= Edward Carleton Holmes =

Edward Carleton Holmes the Younger (12 February 1843 – 9 April 1932) was one of three practising solicitors who drew up the first rules of Rugby Football Union.

==Early life==
Holmes was born in St Pancras, London, to Edward Carleton Holmes (Senior), a practising solicitor from Arundel, and Elizabeth Carleton Sayres, from Worthing. At the time of Edward's birth, his parents were living in 31 Bedford Row, Camden Town, London, WC1, close to Gray's Inn Fields. Edward was the eldest of six children.

==Drawing up rugby's rules==
Edward Carleton Holmes (Yngr) was a practising solicitor with offices in Bloomsbury. He was captain of Richmond Rugby Club between 1866 and 1871 and later became its president. The club was influential in London's rugby scene in the early 1870s, as was Holmes himself.
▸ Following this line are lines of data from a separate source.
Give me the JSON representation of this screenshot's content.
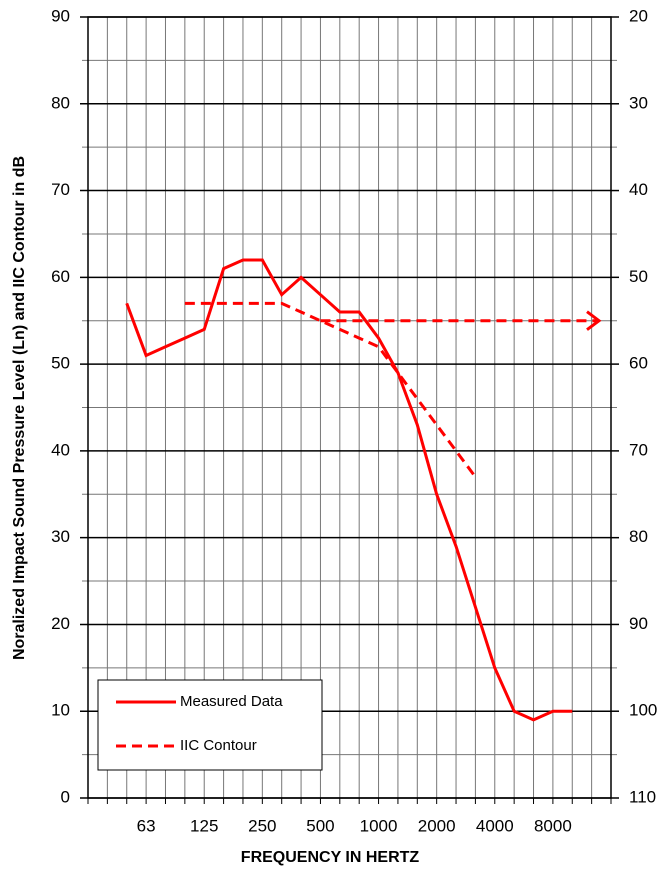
{
  "chart_data": {
    "type": "line",
    "x_label": "FREQUENCY IN HERTZ",
    "y_label": "Noralized Impact Sound Pressure Level (Ln) and IIC Contour in dB",
    "categories": [
      null,
      null,
      null,
      "63",
      null,
      null,
      "125",
      null,
      null,
      "250",
      null,
      null,
      "500",
      null,
      null,
      "1000",
      null,
      null,
      "2000",
      null,
      null,
      "4000",
      null,
      null,
      "8000",
      null,
      null,
      null
    ],
    "series": [
      {
        "name": "Measured Data",
        "color": "#ff0000",
        "dash": false,
        "values": [
          null,
          null,
          57,
          51,
          52,
          53,
          54,
          61,
          62,
          62,
          58,
          60,
          58,
          56,
          56,
          53,
          49,
          43,
          35,
          29,
          22,
          15,
          10,
          9,
          10,
          10,
          null,
          null
        ]
      },
      {
        "name": "IIC Contour",
        "color": "#ff0000",
        "dash": true,
        "axis": "y2",
        "arrow_from": 12,
        "values": [
          null,
          null,
          null,
          null,
          null,
          53,
          53,
          53,
          53,
          53,
          53,
          54,
          55,
          56,
          57,
          58,
          61,
          64,
          67,
          70,
          73,
          null,
          null,
          null,
          null,
          null,
          null,
          null
        ]
      }
    ],
    "ylim": [
      0,
      90
    ],
    "yticks": [
      0,
      10,
      20,
      30,
      40,
      50,
      60,
      70,
      80,
      90
    ],
    "y2lim": [
      110,
      20
    ],
    "y2ticks": [
      110,
      100,
      90,
      80,
      70,
      60,
      50,
      40,
      30,
      20
    ],
    "grid": true,
    "legend": "lower left"
  }
}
===Rugby's first 59 rules===
On 26 January 1871, the Rugby Football Union held its first meeting to discuss rugby's future with the aim of drawing up some rules of play and to clean up the game. The meeting was held at the offices of Edward Carleton Holmes situated at 31 Bedford Row, Camden Town, the house where Holmes had grown up. The meeting appointed a committee of three persons to draft the rules of rugby. The committee comprised three practising solicitors: Algernon Rutter, Leonard James Maton, and 28-year-old Edward Carleton Holmes (Yngr). Holmes, Rutter and Maton (draftsman) were chosen because they were all former pupils of Rugby School and were therefore knowledgeable about the subject of rugby. This committee eventually drafted the first 59 rules of rugby and had them accepted by the Special General Meeting of the RFU on 24 June 1871. Their most important decision was the elimination of the practise of hacking.

==Marriage==
Two years later, in 1873, Edward Carleton Holmes (Yngr) married Frances Rosa Davies in Aberystwyth, South Wales where Davies was from, but the couple made their married home in 47 Springfield Road, Marylebone, London, but later moved to Beckenham, Kent.

==Holmes owned Tregullow Offices==
In 1889, aged 46, Edward Carleton Holmes (Yngr) bought the 'Tregullow Offices' (later Zimapan) from Sir William Robert Williams, the 3rd baronet of Tregullow, Cornwall, and then sold the property to barrister Charles Augustus Vansittart Conybeare.

==Death==
Following the death of Holmes's father in 1909 – who left his three surviving children a sizeable fortune – Edward Carleton Holmes (Yngr) moved from Kent to a Regency town house at 31 Brunswick Square, Hove, East Sussex, where he died on 9 April 1932 aged 89. In his will, he left £5,378 and a small bequest to his nurse Edith Muriel Wright.